Toilet

toilet is a piece of sanitary hardware used for the collection or disposal of human urine and feces. Toilets can be with or without flushing water (flush toilet or dry toilet). They can be set up for a sitting posture or for a squatting posture (squat toilet). Flush toilets are usually connected to a sewer system in urban areas and to septic tanks in isolated areas. Dry toilets are connected to a pit, removable container, composting chamber, or other storage and treatment device. Toilets are commonly made of ceramic (porcelain), concrete, plastic, or wood.

In private homes, the toilet, sink, bath, or shower may be in the same room. Another option is to have one room for body washing (bathroom) and another for the toilet and handwashing sink (toilet room). Public toilets consist of one or more toilets (and commonly urinals) which are available for use by the general public. Portable toilets or chemical toilets may be brought in for large and temporary gatherings.

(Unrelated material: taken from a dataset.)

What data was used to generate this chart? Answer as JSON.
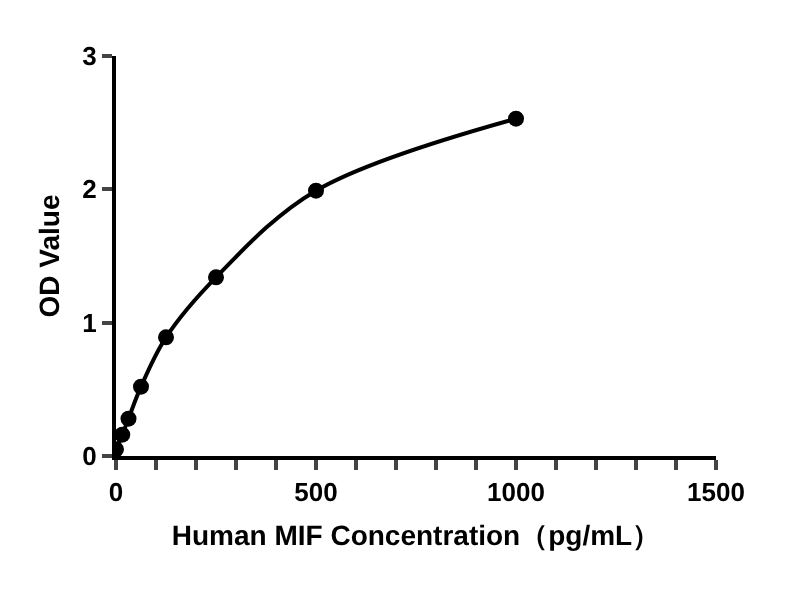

Historically, sanitation has been a concern from the earliest stages of human settlements. However, many poor households in developing countries use very basic, and often unhygienic toilets – and nearly one billion people have no access to a toilet at all, and are forced to do open defecation. These issues can lead to the spread of diseases transmitted via the fecal-oral route or via water, such as cholera and diarrhea. The United Nations Sustainable Development Goal 6 therefore calls for “access to adequate and equitable sanitation and hygiene for all and end open defecation”.